Светка увидела в окошко, как Челти прянул от Хорэйн, и как одно чудовище принялось гонять другое по двору Палычева дома. Мёртвый эрси явно не ожидал такого отпора от пришлых. Тем временем из люка скинули трап, и первым на качурскую землю прыгнул Тимур Борзой.
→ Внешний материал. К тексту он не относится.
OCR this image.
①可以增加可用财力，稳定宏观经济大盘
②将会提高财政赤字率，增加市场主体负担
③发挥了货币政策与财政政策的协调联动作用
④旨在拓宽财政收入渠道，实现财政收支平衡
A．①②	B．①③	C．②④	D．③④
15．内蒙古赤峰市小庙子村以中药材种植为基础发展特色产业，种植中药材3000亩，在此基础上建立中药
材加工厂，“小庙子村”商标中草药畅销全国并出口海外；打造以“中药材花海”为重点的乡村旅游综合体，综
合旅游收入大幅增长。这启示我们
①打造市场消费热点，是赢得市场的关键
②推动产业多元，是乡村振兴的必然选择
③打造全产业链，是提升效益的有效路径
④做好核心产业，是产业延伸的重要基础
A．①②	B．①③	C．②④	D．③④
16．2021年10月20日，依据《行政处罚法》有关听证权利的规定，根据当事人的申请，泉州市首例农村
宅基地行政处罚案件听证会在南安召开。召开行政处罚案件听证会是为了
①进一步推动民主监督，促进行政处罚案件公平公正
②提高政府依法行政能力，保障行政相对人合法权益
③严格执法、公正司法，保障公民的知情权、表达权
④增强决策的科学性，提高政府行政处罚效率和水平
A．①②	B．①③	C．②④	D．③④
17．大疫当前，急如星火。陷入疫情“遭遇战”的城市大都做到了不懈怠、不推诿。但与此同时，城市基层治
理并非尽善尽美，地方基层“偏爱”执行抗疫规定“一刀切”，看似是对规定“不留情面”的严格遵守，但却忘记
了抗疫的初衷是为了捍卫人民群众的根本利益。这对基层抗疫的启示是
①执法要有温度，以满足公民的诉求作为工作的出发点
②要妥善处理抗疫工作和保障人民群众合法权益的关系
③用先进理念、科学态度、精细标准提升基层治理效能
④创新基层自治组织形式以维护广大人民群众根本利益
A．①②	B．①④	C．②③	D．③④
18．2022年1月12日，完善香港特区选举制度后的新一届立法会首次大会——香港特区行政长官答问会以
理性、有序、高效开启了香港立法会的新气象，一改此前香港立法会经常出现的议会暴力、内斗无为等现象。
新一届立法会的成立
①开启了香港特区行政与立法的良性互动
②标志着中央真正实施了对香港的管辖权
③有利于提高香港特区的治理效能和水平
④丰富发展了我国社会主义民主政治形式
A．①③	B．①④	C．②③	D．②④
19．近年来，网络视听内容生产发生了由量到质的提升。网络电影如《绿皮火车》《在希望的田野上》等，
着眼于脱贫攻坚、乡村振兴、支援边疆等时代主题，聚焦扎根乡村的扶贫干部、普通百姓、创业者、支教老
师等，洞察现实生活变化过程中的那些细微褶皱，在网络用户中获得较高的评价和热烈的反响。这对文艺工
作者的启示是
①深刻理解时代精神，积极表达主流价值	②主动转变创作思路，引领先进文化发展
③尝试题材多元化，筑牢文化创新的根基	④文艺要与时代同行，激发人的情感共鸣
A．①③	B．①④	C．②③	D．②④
Он был экипирован в костюм и шлем, держал косу наизготове и, увидев Челти, приветственно махнул ему рукой.
– Тим! – Светка бросилась на двор в чём была – в носках и свитере, добежала, замерла перед Тимуром, дрожа крупной дрожью, и надеясь, что от неё не сильно разит выпивкой. – Тимочка.
Борзой приподнял забрало и смерил Касаткину пристальным взглядом, в котором жгучая обида смешалась пополам с сожалением. Светка замерла в сугробе перед ним, пока за спиной Тима из воздушного судна неспешно десантировались экипированные в такие же обтягивающие скафандры Саша Яхонтова и Вий Балясны. Надо признать, колдуны в экипировке смотрелись и впрямь, как полиция будущего. Светка переглянулась с Валерием Николаевичем и беззвучно шепнула «здравствуйте», от Саши не укрылся её жест, и она одарила Вия поистине зловещей ухмылкой. Берзарин-старший пугливо сглотнул, но когда Саша отвернулась, ободрительно подмигнул Светке.
– Тимочка, я… – под прямым, болезненным взглядом Борзого та опустила глаза и сжала кулачки. Обрезанные волосы её затрепала поднявшаяся вьюга.
– Это твой дом? – спросил Тимур. – Он там?
– Нет, – еле шевеля губами, ответила Касаткина. – Он улетел в тундру. Он ждёт тебя…
– Я в курсе. Не мёрзни, идём в тепло.
Не зная, что делать, Светка покорно кивнула и прохрустела по сугробу в избу, краем уха слыша приказ Валерия Берзарина:
– Хоря, хватит, не трепи его. Он нам ещё пригодится.
– Пипяо тут дубак! – заявила Саша с улицы и, зайдя к Палычу, констатировала: – А тут свинарник.
Светка уселась обратно на стул и сжала коленями ладони. Дрожь не прекращалась. Борзой, смерив храпящего под столом Палыча подозрительным взглядом, встал перед Касаткиной и тихо сказал:
– Свет, я пришёл за ним, с тем, чтобы вызвать его на битву.
– И «чтобы он вернул солнце на небо»? – жалко пискнула Касаткина слова легенды.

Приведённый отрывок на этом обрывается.